Microsoft is getting ready for a new set of job cuts, the media reported on Wednesday.
The latest job cuts follow up on the 18,000 jobs that Microsoft planned to cut last year, Reuters reported, citing The New York Times.
Most of the job cuts should happen in the hardware section, including the smartphone business that Microsoft acquired from Nokia last year, the newspaper said.
The company was unavailable for further comment at this time.
Last year, Microsoft started one of the biggest job cuts in tech history, as it started laying off 18,000 people, or 14 per cent of its entire workforce. The effort was done to turn Microsoft into a cloud-computing and mobile-friendly software company.
In June, Microsoft said Stephen Elop, the former top boss at phone-maker Nokia, and three other high-level executives were leaving the company.
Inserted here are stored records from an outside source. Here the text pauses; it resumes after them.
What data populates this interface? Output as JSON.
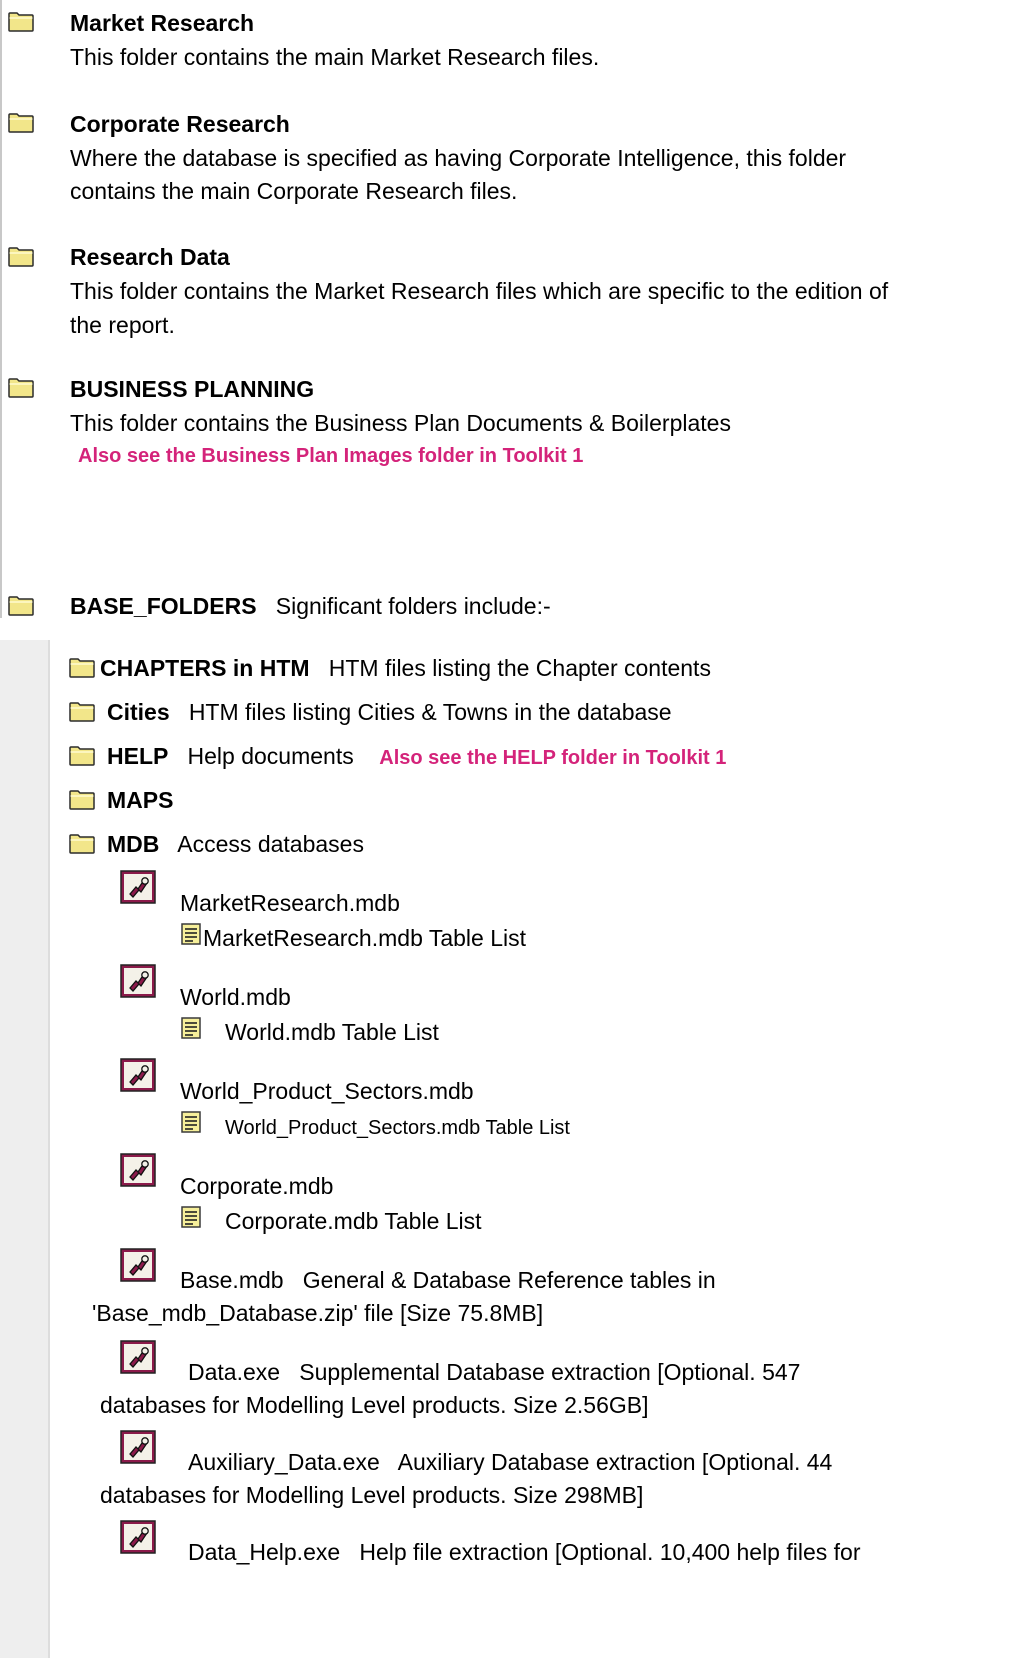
{
  "sections": [
    {
      "title": "Market Research",
      "desc": [
        "This folder contains the main Market Research files."
      ]
    },
    {
      "title": "Corporate Research",
      "desc": [
        "Where the database is specified as having Corporate Intelligence, this folder",
        "contains the main Corporate Research files."
      ]
    },
    {
      "title": "Research Data",
      "desc": [
        "This folder contains the Market Research files which are specific to the edition of",
        "the report."
      ]
    },
    {
      "title": "BUSINESS PLANNING",
      "desc": [
        "This folder contains the Business Plan Documents & Boilerplates"
      ],
      "note": "Also see the Business Plan Images folder in Toolkit 1"
    }
  ],
  "base": {
    "title": "BASE_FOLDERS",
    "desc": "Significant folders include:-"
  },
  "subfolders": [
    {
      "name": "CHAPTERS in HTM",
      "desc": "HTM files listing the Chapter contents"
    },
    {
      "name": "Cities",
      "desc": "HTM files listing Cities & Towns in the database"
    },
    {
      "name": "HELP",
      "desc": "Help documents",
      "note": "Also see the HELP folder in Toolkit 1"
    },
    {
      "name": "MAPS",
      "desc": ""
    },
    {
      "name": "MDB",
      "desc": "Access databases"
    }
  ],
  "databases": [
    {
      "name": "MarketResearch.mdb",
      "table_list": "MarketResearch.mdb Table List"
    },
    {
      "name": "World.mdb",
      "table_list": "World.mdb Table List"
    },
    {
      "name": "World_Product_Sectors.mdb",
      "table_list": "World_Product_Sectors.mdb Table List"
    },
    {
      "name": "Corporate.mdb",
      "table_list": "Corporate.mdb Table List"
    }
  ],
  "extras": [
    {
      "name": "Base.mdb",
      "desc": "General & Database Reference tables in",
      "desc2": "'Base_mdb_Database.zip' file [Size 75.8MB]"
    },
    {
      "name": "Data.exe",
      "desc": "Supplemental Database extraction [Optional. 547",
      "desc2": "databases for Modelling Level products. Size 2.56GB]"
    },
    {
      "name": "Auxiliary_Data.exe",
      "desc": "Auxiliary Database extraction [Optional. 44",
      "desc2": "databases for Modelling Level products. Size 298MB]"
    },
    {
      "name": "Data_Help.exe",
      "desc": "Help file extraction [Optional. 10,400 help files for"
    }
  ],
  "colors": {
    "accent": "#d4237a",
    "folder": "#f2e68a",
    "access": "#8b1a4a"
  },
  "icons": {
    "folder": "folder-icon",
    "access": "access-db-icon",
    "document": "document-icon"
  }
}
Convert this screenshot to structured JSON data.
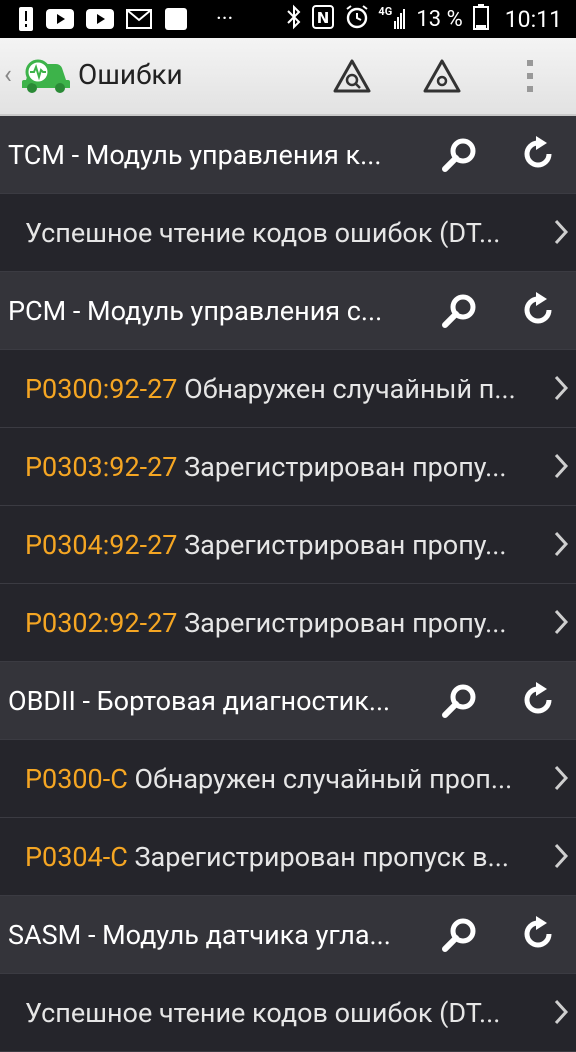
{
  "status_bar": {
    "battery_percent": "13 %",
    "time": "10:11",
    "network": "4G",
    "more_dots": "···"
  },
  "toolbar": {
    "back": "‹",
    "title": "Ошибки"
  },
  "groups": [
    {
      "header": "TCM - Модуль управления к...",
      "items": [
        {
          "code": "",
          "desc": "Успешное чтение кодов ошибок (DT..."
        }
      ]
    },
    {
      "header": "PCM - Модуль управления с...",
      "items": [
        {
          "code": "P0300:92-27",
          "desc": " Обнаружен случайный п..."
        },
        {
          "code": "P0303:92-27",
          "desc": " Зарегистрирован пропу..."
        },
        {
          "code": "P0304:92-27",
          "desc": " Зарегистрирован пропу..."
        },
        {
          "code": "P0302:92-27",
          "desc": " Зарегистрирован пропу..."
        }
      ]
    },
    {
      "header": "OBDII - Бортовая диагностик...",
      "items": [
        {
          "code": "P0300-C",
          "desc": " Обнаружен случайный проп..."
        },
        {
          "code": "P0304-C",
          "desc": " Зарегистрирован пропуск в..."
        }
      ]
    },
    {
      "header": "SASM - Модуль датчика угла...",
      "items": [
        {
          "code": "",
          "desc": "Успешное чтение кодов ошибок (DT..."
        }
      ]
    }
  ],
  "colors": {
    "accent_code": "#f5a623",
    "background": "#25252b",
    "header_background": "#34343a",
    "logo_green": "#3db34a"
  }
}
The company is currently getting ready to launch its latest version of the Windows operating system. Windows 10, planned to be released on July 29, is the first OS designed to run across PCs, tablets and phones. The company said the OS will be more of a service, and less of a product. It represents a powerful step forward for the company, with a fresh internet browser called Edge, the digital assistant Cortana, and the redesigned Start menu.
In some instances, the Windows 10 OS will be a free upgrade for those in possession of Windows 7 or Windows 8.
UPDATE: Microsoft has announced that it will be cutting 7,800 jobs, the majority of which will be from its Windows Phone business.
The cuts are planned to be mostly completed by the end of 2015 and completely by June 2016.